The Shelby County decision overturned section 5 of the 1965 Voting Rights Act, which required some Southern states with a history of racism to receive Department of Justice approval before changing voting laws. Since then, several of those states have passed restrictive photo voter identification measures intended to make it harder for traditional Democratic constituencies – African-Americans, disabled voters, some seniors and college students – to exercise their constitutional rights.

Despite the roadblocks caused by the court’s ruling, Mr Holder is pushing back, aggressively seeking to protect voting rights in multiple venues.

“People should understand that there’s steel here,” Mr Holder told the New Yorker’s Jeffrey Toobin in February. “I am resolved to oppose any attempts to try to roll back the clock … to try to make it more difficult for people to exercise the most fundamental American right.”

Here in Missouri, Republicans have been trying for several years to diminish that right by passing unnecessary voter ID laws. Thankfully, the courts have stood in the way. But it doesn’t take much parsing of words to understand the dynamic that is at play.

Just Tuesday, Matt Wills, the executive director of the Missouri Republican Party, said it was “disgusting” that some activists at the protests were registering people to vote.

“If that’s not fanning the political flames, I don’t know what is,” Mr Wills told Breitbart News, a strange characterization of a peaceful attempt to help people exercise their constitutional rights. “Injecting race into this conversation and into this tragedy, not only is not helpful, but it doesn’t help a continued conversation of justice and peace.”

Meditate on that for a moment.

The director of the state political party that controls the Missouri Legislature by veto-proof margins doesn’t believe that the shooting of an unarmed black man by a white police officer, and the following 11 days of nonstop protest, has anything to do with race.

Welcome to Missouri, Attorney General Holder. You’ve got your work cut out for you.

The Ferguson tragedy can be turned into a national opportunity. Mr Holder has the right experience and passion for civil rights to do that.

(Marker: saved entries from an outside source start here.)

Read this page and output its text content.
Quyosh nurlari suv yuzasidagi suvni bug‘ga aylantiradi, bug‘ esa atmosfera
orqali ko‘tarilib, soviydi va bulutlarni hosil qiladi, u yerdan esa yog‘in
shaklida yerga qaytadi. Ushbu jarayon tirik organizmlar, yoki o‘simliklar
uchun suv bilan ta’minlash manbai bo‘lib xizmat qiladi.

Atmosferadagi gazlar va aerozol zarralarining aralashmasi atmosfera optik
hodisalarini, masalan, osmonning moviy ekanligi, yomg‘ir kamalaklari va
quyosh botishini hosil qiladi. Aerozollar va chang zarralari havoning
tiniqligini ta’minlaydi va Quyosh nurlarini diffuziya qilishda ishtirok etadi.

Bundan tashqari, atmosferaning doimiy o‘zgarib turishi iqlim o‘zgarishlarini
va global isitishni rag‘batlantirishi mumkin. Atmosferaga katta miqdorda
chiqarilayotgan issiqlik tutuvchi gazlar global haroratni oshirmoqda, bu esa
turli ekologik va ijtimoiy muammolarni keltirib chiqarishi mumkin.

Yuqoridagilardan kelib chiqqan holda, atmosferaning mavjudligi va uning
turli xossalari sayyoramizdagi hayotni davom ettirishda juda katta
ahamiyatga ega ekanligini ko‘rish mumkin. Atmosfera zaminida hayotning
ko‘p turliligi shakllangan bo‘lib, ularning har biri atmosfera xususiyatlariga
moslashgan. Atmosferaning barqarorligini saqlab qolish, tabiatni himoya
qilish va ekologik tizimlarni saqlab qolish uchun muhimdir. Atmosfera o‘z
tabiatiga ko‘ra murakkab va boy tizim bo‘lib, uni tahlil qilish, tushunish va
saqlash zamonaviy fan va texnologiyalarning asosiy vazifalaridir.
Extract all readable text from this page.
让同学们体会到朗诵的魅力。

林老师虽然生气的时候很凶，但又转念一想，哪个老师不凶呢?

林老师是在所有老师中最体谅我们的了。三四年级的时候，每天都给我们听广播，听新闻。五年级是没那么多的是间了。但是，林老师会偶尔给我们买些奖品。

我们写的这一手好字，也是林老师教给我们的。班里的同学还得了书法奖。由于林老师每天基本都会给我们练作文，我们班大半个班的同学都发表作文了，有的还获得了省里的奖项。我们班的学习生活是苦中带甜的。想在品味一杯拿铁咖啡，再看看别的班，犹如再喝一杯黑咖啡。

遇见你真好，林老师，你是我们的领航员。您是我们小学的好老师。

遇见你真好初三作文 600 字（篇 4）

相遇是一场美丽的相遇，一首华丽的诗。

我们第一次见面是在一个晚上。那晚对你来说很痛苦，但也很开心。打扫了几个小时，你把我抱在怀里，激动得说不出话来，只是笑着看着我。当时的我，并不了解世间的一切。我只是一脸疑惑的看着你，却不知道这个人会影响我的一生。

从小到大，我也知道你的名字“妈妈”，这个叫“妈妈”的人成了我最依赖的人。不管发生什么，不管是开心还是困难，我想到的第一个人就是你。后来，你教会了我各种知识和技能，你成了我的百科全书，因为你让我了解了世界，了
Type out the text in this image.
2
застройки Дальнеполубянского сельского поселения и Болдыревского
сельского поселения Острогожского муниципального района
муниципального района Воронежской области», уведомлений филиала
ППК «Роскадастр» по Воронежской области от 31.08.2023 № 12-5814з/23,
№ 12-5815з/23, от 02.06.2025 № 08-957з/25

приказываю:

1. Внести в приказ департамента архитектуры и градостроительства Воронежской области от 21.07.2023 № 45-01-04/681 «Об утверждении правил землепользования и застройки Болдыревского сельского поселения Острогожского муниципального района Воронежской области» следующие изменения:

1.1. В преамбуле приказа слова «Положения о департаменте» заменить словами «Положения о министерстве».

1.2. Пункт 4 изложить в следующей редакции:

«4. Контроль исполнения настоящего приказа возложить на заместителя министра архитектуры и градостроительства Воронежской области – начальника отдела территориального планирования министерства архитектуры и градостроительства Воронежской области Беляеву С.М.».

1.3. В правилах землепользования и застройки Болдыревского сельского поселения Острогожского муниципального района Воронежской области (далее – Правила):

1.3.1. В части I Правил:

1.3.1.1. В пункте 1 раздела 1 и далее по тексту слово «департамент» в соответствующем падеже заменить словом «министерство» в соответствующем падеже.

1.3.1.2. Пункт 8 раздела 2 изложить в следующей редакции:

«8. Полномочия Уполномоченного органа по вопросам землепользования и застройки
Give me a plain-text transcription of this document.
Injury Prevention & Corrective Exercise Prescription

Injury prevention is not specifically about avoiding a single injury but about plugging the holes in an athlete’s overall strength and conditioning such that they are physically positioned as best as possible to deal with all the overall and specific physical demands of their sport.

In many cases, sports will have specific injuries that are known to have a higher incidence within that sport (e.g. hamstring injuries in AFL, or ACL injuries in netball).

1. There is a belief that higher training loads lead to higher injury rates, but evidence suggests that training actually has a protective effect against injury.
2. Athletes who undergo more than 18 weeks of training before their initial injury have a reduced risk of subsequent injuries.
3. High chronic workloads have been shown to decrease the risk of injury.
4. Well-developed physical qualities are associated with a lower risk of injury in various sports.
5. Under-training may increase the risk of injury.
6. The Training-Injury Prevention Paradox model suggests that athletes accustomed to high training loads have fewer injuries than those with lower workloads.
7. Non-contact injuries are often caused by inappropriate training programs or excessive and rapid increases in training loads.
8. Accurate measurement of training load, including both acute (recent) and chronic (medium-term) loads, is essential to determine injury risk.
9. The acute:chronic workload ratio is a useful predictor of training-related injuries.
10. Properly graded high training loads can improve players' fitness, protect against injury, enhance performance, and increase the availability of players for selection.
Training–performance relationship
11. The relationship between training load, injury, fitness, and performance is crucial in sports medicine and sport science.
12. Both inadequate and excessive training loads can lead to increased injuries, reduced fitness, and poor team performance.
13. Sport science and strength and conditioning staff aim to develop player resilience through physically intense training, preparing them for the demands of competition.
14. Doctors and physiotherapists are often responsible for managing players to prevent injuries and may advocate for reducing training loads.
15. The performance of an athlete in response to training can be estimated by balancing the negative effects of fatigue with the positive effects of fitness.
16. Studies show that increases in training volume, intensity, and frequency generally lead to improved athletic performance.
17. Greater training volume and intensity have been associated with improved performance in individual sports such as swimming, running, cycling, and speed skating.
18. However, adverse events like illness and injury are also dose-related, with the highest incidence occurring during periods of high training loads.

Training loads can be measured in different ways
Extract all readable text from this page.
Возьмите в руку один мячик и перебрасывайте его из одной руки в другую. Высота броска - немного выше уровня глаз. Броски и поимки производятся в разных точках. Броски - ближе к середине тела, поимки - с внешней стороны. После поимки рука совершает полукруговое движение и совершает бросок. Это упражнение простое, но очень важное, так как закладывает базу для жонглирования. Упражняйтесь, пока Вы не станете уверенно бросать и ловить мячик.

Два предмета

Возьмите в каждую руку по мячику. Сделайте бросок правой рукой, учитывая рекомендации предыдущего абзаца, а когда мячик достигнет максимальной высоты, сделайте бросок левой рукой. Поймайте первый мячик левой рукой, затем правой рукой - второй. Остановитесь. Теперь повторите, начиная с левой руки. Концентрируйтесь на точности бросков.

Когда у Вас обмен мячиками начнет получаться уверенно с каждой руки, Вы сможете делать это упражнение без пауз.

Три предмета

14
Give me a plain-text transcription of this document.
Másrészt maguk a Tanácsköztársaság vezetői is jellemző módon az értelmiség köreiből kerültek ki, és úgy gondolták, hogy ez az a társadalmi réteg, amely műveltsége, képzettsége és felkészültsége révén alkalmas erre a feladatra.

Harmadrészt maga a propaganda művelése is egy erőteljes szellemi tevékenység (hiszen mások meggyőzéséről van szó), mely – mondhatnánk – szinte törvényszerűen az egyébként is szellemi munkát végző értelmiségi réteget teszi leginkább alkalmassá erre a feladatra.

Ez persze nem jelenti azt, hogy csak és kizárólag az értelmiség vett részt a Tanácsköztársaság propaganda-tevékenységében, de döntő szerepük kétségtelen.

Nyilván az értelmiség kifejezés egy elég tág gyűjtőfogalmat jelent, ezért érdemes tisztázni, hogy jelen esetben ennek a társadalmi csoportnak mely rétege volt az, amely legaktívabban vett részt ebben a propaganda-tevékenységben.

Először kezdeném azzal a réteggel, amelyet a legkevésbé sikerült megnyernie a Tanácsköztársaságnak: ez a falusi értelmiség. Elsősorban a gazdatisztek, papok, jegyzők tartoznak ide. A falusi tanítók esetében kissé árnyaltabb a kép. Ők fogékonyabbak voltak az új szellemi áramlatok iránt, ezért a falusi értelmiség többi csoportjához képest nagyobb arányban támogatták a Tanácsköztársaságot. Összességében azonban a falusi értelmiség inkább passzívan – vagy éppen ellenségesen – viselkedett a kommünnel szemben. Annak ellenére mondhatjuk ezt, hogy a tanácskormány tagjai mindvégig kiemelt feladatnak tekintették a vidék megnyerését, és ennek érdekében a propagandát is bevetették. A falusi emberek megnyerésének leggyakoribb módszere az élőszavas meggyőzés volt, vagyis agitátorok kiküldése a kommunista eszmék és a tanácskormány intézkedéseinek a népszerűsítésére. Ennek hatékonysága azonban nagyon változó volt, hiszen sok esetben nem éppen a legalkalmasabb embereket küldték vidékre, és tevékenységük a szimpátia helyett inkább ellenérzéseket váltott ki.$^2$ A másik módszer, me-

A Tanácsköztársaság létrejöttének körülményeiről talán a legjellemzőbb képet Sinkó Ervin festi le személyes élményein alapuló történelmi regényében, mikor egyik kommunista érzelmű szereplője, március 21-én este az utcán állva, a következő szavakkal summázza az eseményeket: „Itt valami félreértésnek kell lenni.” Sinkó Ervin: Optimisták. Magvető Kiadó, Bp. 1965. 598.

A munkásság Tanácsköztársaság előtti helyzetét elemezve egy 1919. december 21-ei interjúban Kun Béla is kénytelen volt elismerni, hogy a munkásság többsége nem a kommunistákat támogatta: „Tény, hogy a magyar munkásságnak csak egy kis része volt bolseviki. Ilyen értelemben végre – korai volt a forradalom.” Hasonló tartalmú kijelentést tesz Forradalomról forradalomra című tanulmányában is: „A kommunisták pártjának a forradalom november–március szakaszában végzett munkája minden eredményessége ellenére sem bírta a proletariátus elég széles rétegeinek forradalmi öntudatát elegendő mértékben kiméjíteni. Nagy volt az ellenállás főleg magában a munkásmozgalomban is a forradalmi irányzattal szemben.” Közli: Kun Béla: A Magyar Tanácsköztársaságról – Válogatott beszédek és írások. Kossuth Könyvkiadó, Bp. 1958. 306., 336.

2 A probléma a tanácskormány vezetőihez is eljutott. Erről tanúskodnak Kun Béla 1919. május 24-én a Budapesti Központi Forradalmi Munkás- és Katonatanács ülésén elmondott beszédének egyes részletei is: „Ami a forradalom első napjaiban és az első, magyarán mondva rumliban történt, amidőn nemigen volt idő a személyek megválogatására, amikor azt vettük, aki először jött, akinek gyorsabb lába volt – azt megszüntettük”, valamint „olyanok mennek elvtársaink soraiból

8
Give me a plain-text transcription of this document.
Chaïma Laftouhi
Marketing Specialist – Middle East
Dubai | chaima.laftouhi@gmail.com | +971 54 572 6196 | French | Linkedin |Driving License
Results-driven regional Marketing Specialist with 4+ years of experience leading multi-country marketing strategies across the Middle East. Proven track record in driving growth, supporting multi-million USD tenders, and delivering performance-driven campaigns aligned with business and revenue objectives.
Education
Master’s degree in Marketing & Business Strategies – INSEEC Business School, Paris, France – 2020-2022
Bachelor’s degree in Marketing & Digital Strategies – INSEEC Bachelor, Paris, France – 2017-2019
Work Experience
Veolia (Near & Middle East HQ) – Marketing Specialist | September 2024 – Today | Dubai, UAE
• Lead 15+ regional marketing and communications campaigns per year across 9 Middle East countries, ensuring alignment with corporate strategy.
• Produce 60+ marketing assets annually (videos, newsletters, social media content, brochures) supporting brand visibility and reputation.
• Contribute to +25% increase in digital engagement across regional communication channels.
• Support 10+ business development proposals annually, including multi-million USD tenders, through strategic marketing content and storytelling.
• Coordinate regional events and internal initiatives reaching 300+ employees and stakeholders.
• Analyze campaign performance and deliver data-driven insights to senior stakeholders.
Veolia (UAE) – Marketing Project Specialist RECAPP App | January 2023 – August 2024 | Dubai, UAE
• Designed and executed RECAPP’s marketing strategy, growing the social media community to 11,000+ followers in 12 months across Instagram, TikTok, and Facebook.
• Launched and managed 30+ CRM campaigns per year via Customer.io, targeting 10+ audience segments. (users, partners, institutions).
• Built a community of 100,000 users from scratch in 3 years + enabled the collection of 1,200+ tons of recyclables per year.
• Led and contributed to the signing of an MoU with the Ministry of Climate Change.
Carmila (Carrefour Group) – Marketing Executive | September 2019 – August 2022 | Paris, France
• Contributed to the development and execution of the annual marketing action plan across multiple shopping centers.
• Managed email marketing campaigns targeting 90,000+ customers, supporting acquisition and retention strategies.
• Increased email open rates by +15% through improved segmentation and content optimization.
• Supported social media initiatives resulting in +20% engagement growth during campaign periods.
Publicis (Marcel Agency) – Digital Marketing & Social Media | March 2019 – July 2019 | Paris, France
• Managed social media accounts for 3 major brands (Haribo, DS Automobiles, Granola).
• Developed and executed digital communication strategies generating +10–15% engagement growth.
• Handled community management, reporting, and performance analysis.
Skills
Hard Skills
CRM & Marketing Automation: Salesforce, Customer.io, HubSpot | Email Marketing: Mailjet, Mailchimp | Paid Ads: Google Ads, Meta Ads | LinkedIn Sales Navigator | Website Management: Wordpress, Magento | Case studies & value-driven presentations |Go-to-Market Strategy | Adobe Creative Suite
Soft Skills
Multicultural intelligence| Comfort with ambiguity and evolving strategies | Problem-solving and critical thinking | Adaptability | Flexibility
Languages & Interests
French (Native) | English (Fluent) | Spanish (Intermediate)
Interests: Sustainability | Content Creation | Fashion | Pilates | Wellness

It has been reported that Mr Holder plans to leave his post in the Obama administration by the end of this year. If true, that means he’s unlikely to see the slow-moving Michael Brown case through its end. It means the important voting rights cases he is championing likely will have to be carried forward by somebody else.

But if Ferguson is the spark that lights a worldwide blaze of civil rights revival, then it’s going to need a champion. Much of the local unrest, on the street and in the political ether, comes from the inability to find a leader who is comfortable in both settings, someone with the gravitas of an establishment figure and the heart of a civil rights warrior.

“Change is coming,” Mr Holder told community college students in St Louis on Wednesday.

It’s going to take somebody with steel to effect that change. Maybe, Mr Holder, that somebody is you.